The leader in the latency category was Verizon (8 ms). It was followed by Cox (11 ms), AT&T Internet and Comcast Xfinity (both at 14 ms), CenturyLink (15 ms) and Charter Spectrum (16.ms).
There was no consistency winner from the statistical viewpoint. Comcast Xfinity finished at 90.6% and Charter Spectrum at 90.3% in the category, which looked at the percentage that the carrier maintained speeds of 25 Mbps for downloads and 3 Mbps for uploads. Those carriers were followed by Verizon (89.4%), Cox (84.2%), AT&T Internet (80.4%) and CenturyLink (57.4%).
Finally, the study looked at fixed broadband speeds for the top 100 most populous cities in the U.S. Jersey City, NJ was tops at 215.78 Mbps. The rest of the top five were Raleigh NC (213.84 Mbps) and three Texas cities: San Antonio (208.93 Mbps), Austin (207.62 Mbps) and Irving (206.95 Mbps)
One thought on “Ookla: T-Mobile Dominates Mobile, Verizon Fastest Fixed Broadband Downloads”
I would be FAR more impressed with this if Verizon’s service were actually available across a significant portion of the country. I realize that they are limited to only 46 market areas, and it will be 2 years before that will change, but the fact is they only have a couple of sites upgraded in each of those market areas that can provide the service, so these numbers are really not all that significant across the grand scheme of things.
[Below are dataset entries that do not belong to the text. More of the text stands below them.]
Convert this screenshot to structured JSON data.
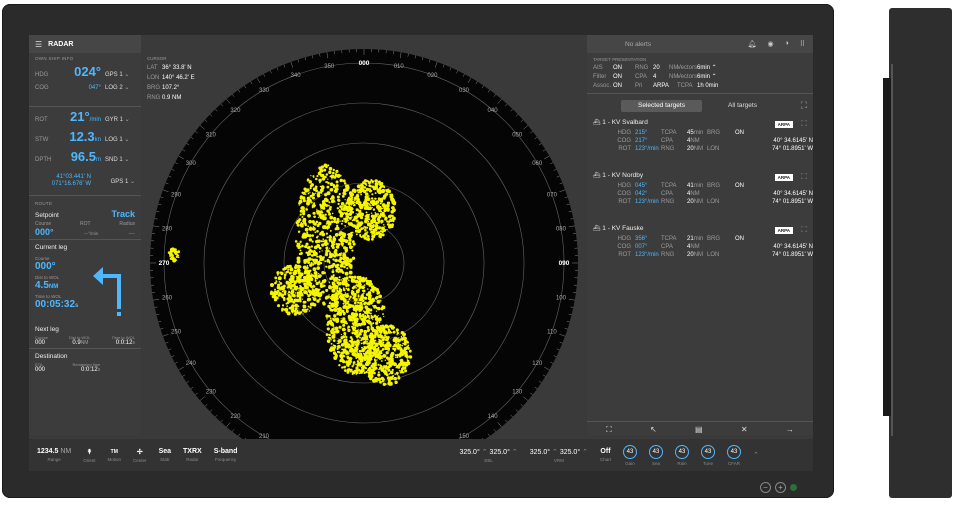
{
  "app": {
    "title": "RADAR"
  },
  "own_ship": {
    "header": "OWN SHIP INFO",
    "rows": [
      {
        "label": "HDG",
        "value": "024°",
        "unit": "",
        "source": "GPS 1"
      },
      {
        "label": "COG",
        "value": "047°",
        "unit": "",
        "source": "LOG 2"
      },
      {
        "label": "ROT",
        "value": "21°",
        "unit": "/min",
        "source": "GYR 1"
      },
      {
        "label": "STW",
        "value": "12.3",
        "unit": "kn",
        "source": "LOG 1"
      },
      {
        "label": "DPTH",
        "value": "96.5",
        "unit": "m",
        "source": "SND 1"
      }
    ],
    "lat": "41°03.441' N",
    "lon": "071°16.676' W",
    "pos_source": "GPS 1"
  },
  "route": {
    "header": "ROUTE",
    "setpoint": "Setpoint",
    "mode": "Track",
    "course_label": "Course",
    "rot_label": "ROT",
    "radius_label": "Radius",
    "course": "000°",
    "rot": "---°/min",
    "radius": "----",
    "current_leg": "Current leg",
    "cl_course_label": "Course",
    "cl_course": "000°",
    "dist_label": "Dist to WOL",
    "dist": "4.5",
    "dist_unit": "NM",
    "time_label": "Time to WOL",
    "time": "00:05:32",
    "time_unit": "s",
    "next_leg": "Next leg",
    "nl_course_label": "Course",
    "nl_dist_label": "Dist to WOL",
    "nl_time_label": "Time to WOL",
    "nl_course": "000",
    "nl_dist": "0.9",
    "nl_dist_unit": "NM",
    "nl_time": "0:0:12",
    "nl_time_unit": "s",
    "destination": "Destination",
    "eta_label": "ETA",
    "remaining_label": "Remaining time",
    "eta": "000",
    "remaining": "0:0:12",
    "remaining_unit": "s"
  },
  "cursor": {
    "header": "CURSOR",
    "lat_label": "LAT",
    "lat": "36° 33.8' N",
    "lon_label": "LON",
    "lon": "140° 46.2' E",
    "brg_label": "BRG",
    "brg": "107.2°",
    "rng_label": "RNG",
    "rng": "0.9 NM"
  },
  "bearings": [
    "000",
    "010",
    "020",
    "030",
    "040",
    "050",
    "060",
    "070",
    "080",
    "090",
    "100",
    "110",
    "120",
    "130",
    "140",
    "150",
    "160",
    "170",
    "180",
    "190",
    "200",
    "210",
    "220",
    "230",
    "240",
    "250",
    "260",
    "270",
    "280",
    "290",
    "300",
    "310",
    "320",
    "330",
    "340",
    "350"
  ],
  "alerts": {
    "text": "No alerts"
  },
  "target_presentation": {
    "header": "TARGET PRESENTATION",
    "rows": [
      [
        "AIS",
        "ON",
        "RNG",
        "20",
        "NM",
        "Vectors",
        "6min ⌃"
      ],
      [
        "Filter",
        "ON",
        "CPA",
        "4",
        "NM",
        "Vectors",
        "6min ⌃"
      ],
      [
        "Assoc.",
        "ON",
        "Pri",
        "ARPA",
        "",
        "TCPA",
        "1h 0min"
      ]
    ]
  },
  "tabs": {
    "selected": "Selected targets",
    "all": "All targets"
  },
  "targets": [
    {
      "name": "1 - KV Svalbard",
      "badge": "ARPA",
      "hdg": "215°",
      "cog": "217°",
      "rot": "123°/min",
      "tcpa": "45",
      "cpa": "4",
      "rng": "20",
      "brg": "ON",
      "lat": "40° 34.6145' N",
      "lon": "74° 01.8951' W"
    },
    {
      "name": "1 - KV Nordby",
      "badge": "ARPA",
      "hdg": "045°",
      "cog": "042°",
      "rot": "123°/min",
      "tcpa": "41",
      "cpa": "4",
      "rng": "20",
      "brg": "ON",
      "lat": "40° 34.6145' N",
      "lon": "74° 01.8951' W"
    },
    {
      "name": "1 - KV Fauske",
      "badge": "ARPA",
      "hdg": "356°",
      "cog": "007°",
      "rot": "123°/min",
      "tcpa": "21",
      "cpa": "4",
      "rng": "20",
      "brg": "ON",
      "lat": "40° 34.6145' N",
      "lon": "74° 01.8951' W"
    }
  ],
  "target_labels": {
    "hdg": "HDG",
    "cog": "COG",
    "rot": "ROT",
    "tcpa": "TCPA",
    "cpa": "CPA",
    "rng": "RNG",
    "brg": "BRG",
    "lon": "LON",
    "min": "min",
    "nm": "NM"
  },
  "bottom": {
    "range": "1234.5",
    "range_unit": "NM",
    "range_label": "Range",
    "orient_label": "Orient",
    "motion": "TM",
    "motion_label": "Motion",
    "center_label": "Center",
    "stab": "Sea",
    "stab_label": "Stab",
    "radar": "TXRX",
    "radar_label": "Radar",
    "freq": "S-band",
    "freq_label": "Frequency",
    "ebl1": "325.0°",
    "ebl2": "325.0°",
    "ebl_label": "EBL",
    "vrm1": "325.0°",
    "vrm2": "325.0°",
    "vrm_label": "VRM",
    "chart": "Off",
    "chart_label": "Chart",
    "knobs": [
      {
        "v": "43",
        "l": "Gain"
      },
      {
        "v": "43",
        "l": "Sea"
      },
      {
        "v": "43",
        "l": "Rain"
      },
      {
        "v": "43",
        "l": "Tune"
      },
      {
        "v": "43",
        "l": "CFAR"
      }
    ]
  },
  "colors": {
    "accent": "#4db8ff",
    "echo": "#f5f500"
  }
}
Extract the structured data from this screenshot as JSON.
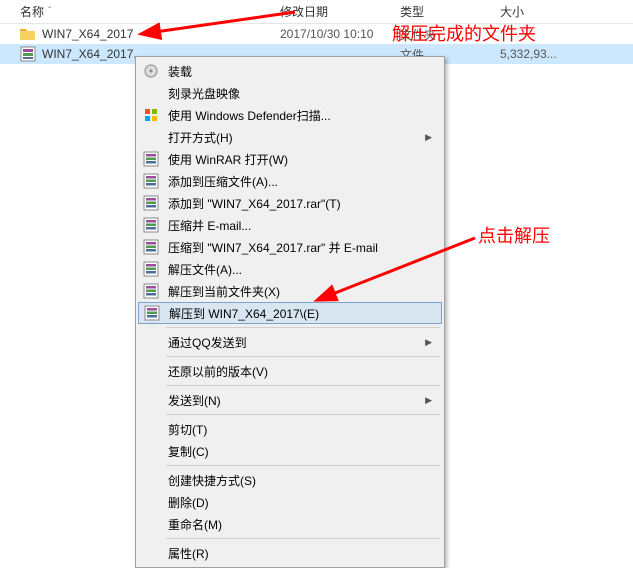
{
  "headers": {
    "name": "名称",
    "date": "修改日期",
    "type": "类型",
    "size": "大小"
  },
  "files": [
    {
      "name": "WIN7_X64_2017",
      "date": "2017/10/30 10:10",
      "type": "文件夹",
      "size": "",
      "icon": "folder",
      "selected": false
    },
    {
      "name": "WIN7_X64_2017....",
      "date": "",
      "type": "文件",
      "size": "5,332,93...",
      "icon": "rar",
      "selected": true
    }
  ],
  "menu": [
    {
      "label": "装载",
      "icon": "disc",
      "arrow": false
    },
    {
      "label": "刻录光盘映像",
      "icon": "none",
      "arrow": false
    },
    {
      "label": "使用 Windows Defender扫描...",
      "icon": "defender",
      "arrow": false
    },
    {
      "label": "打开方式(H)",
      "icon": "none",
      "arrow": true
    },
    {
      "label": "使用 WinRAR 打开(W)",
      "icon": "winrar",
      "arrow": false
    },
    {
      "label": "添加到压缩文件(A)...",
      "icon": "winrar",
      "arrow": false
    },
    {
      "label": "添加到 \"WIN7_X64_2017.rar\"(T)",
      "icon": "winrar",
      "arrow": false
    },
    {
      "label": "压缩并 E-mail...",
      "icon": "winrar",
      "arrow": false
    },
    {
      "label": "压缩到 \"WIN7_X64_2017.rar\" 并 E-mail",
      "icon": "winrar",
      "arrow": false
    },
    {
      "label": "解压文件(A)...",
      "icon": "winrar",
      "arrow": false
    },
    {
      "label": "解压到当前文件夹(X)",
      "icon": "winrar",
      "arrow": false
    },
    {
      "label": "解压到 WIN7_X64_2017\\(E)",
      "icon": "winrar",
      "arrow": false,
      "highlight": true
    },
    {
      "separator": true
    },
    {
      "label": "通过QQ发送到",
      "icon": "none",
      "arrow": true
    },
    {
      "separator": true
    },
    {
      "label": "还原以前的版本(V)",
      "icon": "none",
      "arrow": false
    },
    {
      "separator": true
    },
    {
      "label": "发送到(N)",
      "icon": "none",
      "arrow": true
    },
    {
      "separator": true
    },
    {
      "label": "剪切(T)",
      "icon": "none",
      "arrow": false
    },
    {
      "label": "复制(C)",
      "icon": "none",
      "arrow": false
    },
    {
      "separator": true
    },
    {
      "label": "创建快捷方式(S)",
      "icon": "none",
      "arrow": false
    },
    {
      "label": "删除(D)",
      "icon": "none",
      "arrow": false
    },
    {
      "label": "重命名(M)",
      "icon": "none",
      "arrow": false
    },
    {
      "separator": true
    },
    {
      "label": "属性(R)",
      "icon": "none",
      "arrow": false
    }
  ],
  "annotations": {
    "anno1": "解压完成的文件夹",
    "anno2": "点击解压"
  }
}
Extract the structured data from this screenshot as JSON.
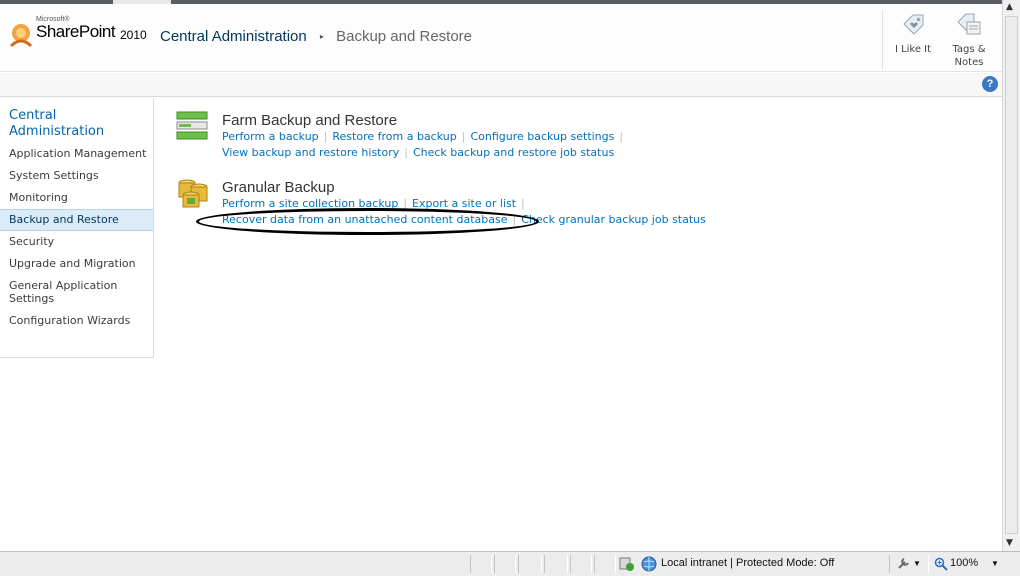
{
  "header": {
    "logo": {
      "microsoft": "Microsoft®",
      "product": "SharePoint",
      "version": "2010"
    },
    "breadcrumb": {
      "root": "Central Administration",
      "separator": "▸",
      "current": "Backup and Restore"
    },
    "social": [
      {
        "label_line1": "I Like It",
        "label_line2": "",
        "icon": "like-tag-icon"
      },
      {
        "label_line1": "Tags &",
        "label_line2": "Notes",
        "icon": "tags-notes-icon"
      }
    ],
    "help_glyph": "?"
  },
  "sidebar": {
    "heading": "Central Administration",
    "items": [
      {
        "label": "Application Management"
      },
      {
        "label": "System Settings"
      },
      {
        "label": "Monitoring"
      },
      {
        "label": "Backup and Restore",
        "selected": true
      },
      {
        "label": "Security"
      },
      {
        "label": "Upgrade and Migration"
      },
      {
        "label": "General Application Settings"
      },
      {
        "label": "Configuration Wizards"
      }
    ]
  },
  "main": {
    "sections": [
      {
        "title": "Farm Backup and Restore",
        "icon": "farm-backup-icon",
        "links_row1": [
          "Perform a backup",
          "Restore from a backup",
          "Configure backup settings"
        ],
        "links_row2": [
          "View backup and restore history",
          "Check backup and restore job status"
        ]
      },
      {
        "title": "Granular Backup",
        "icon": "granular-backup-icon",
        "links_row1": [
          "Perform a site collection backup",
          "Export a site or list"
        ],
        "links_row2": [
          "Recover data from an unattached content database",
          "Check granular backup job status"
        ]
      }
    ]
  },
  "statusbar": {
    "zone": "Local intranet | Protected Mode: Off",
    "zoom": "100%"
  },
  "colors": {
    "link": "#0072bc",
    "nav_heading": "#0066aa",
    "selected_bg": "#dcebfa",
    "help_icon": "#3a78c2"
  }
}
These numbers are significant in the case of T-Mobile because they are FAR ahead with the deployment of their 5G UC mid-band service. T-Mobile’s problem is that mid-band only reaches out about 2 miles from a site and with their current site spacing norm of 20 miles, there is no way they can make 5G UC ubiquitous unless they add thousands of new sites to fill in those gaps.